Although you’re unlikely ever to get paid for the countless hours you’ll sink into running your own literary website, you should aim to manage it in as professional a way as you possibly can. If you say you’re going to do something for someone, do it. Respond to submissions in a timely fashion. You know the score – keep all those plates a-spinnin’!
The Numbers Game
I found it really interesting to look at the statistics – WordPress will tell you how many people have landed on the site and what they’ve read while they’ve been there. You can also see which websites referred them. It’s even broken down by their country of origin, which often begs the question to a contributor – ‘who do you know in the Philippines?’
I set up a Facebook page for Clear Poetry very early on, certainly before the first poems were published, which helped to hook people in. Once people have liked your page, they’ll see updates in their News Feed which will help to ensure they don’t miss out on new content, calls for submissions and so on. I also used the FB page to share links to publications by previous contributors, as well as poetry-related information in which I thought the readers might be interested. I used a Twitter account, but spotted that the majority of the traffic to the site was coming from Facebook, so I spent much more effort working on that instead.
If you’re using a well-known platform like WordPress, you won’t have to worry too much about things like Search Engine Optimisation (SEO), which is geared towards making sure your site pops up on Internet searches.
Have a look around for sites which carry listings of other online journals and get in touch with them. The South Bank Poetry Library is a great place to start, as well as The Poetry Shed, Neon and Poetry Kit.
Duotrope is a pretty good service which seems to be mainly used by US-based poets to manage and track their submissions. You can request a listing on there, which will give your submissions levels a boost from our friends across the Pond.
If submissions are flagging then send out reminders via social media that you’re open to new work.
Until very recently, online publications were overlooked by the poetry establishment, but thankfully that seems to be changing, perhaps because the quality of the sites is improving. Every year, website editors are entitled to nominate three poems for the Forward Prize for Best Single Poem. There are also numerous other prizes, including the Pushcart Prize and the Best of the Net. If you’re very lucky then your site might be nominated for something as prestigious as the annual Saboteur Awards…
The Internet is such a dynamic, limitless new medium that it’s the perfect place to experiment with new things. I tried publishing audio readings by the poets next to their work for a while, which worked quite nicely, although the extra hassle became rather wearing after a while. I also published free anthologies to download which featured my favourite poem by each contributor.
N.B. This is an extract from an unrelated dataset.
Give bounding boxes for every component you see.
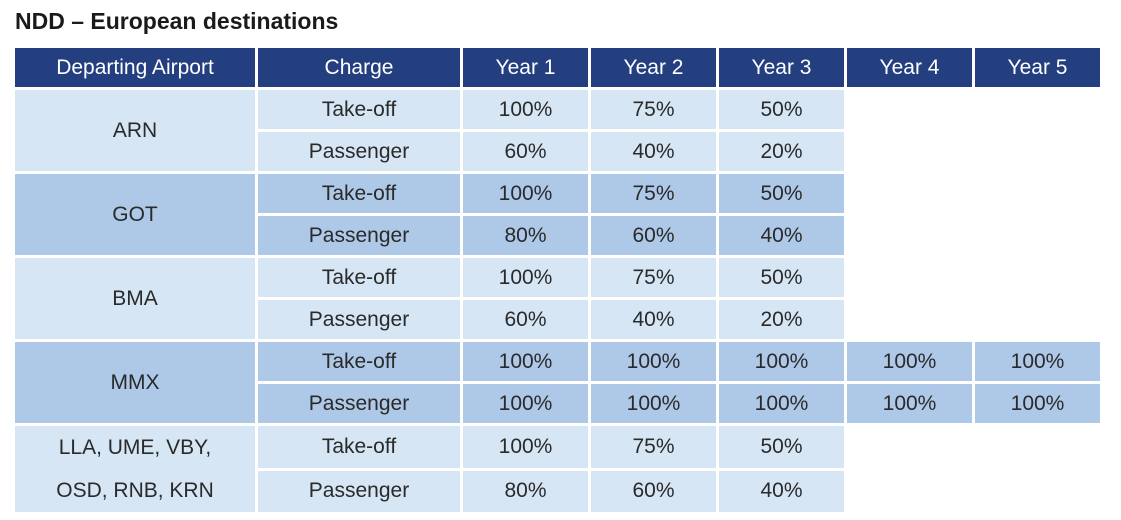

Some online journals have even branched out into good old-fashioned physical publication.
Keep thinking of different ways that you could present work to your reader, as well as the formats they might like to experience it. Use online surveys to work out what they enjoy most about the site and canvas opinions on new features.
I think that’s it. If you can think of any other advice, or you have questions of your own, please get in touch via the comments section below.
Give it a whirl – editing Clear Poetry has admittedly been a huge amount of (unpaid) work, but I’ve got far more out of it than I put in.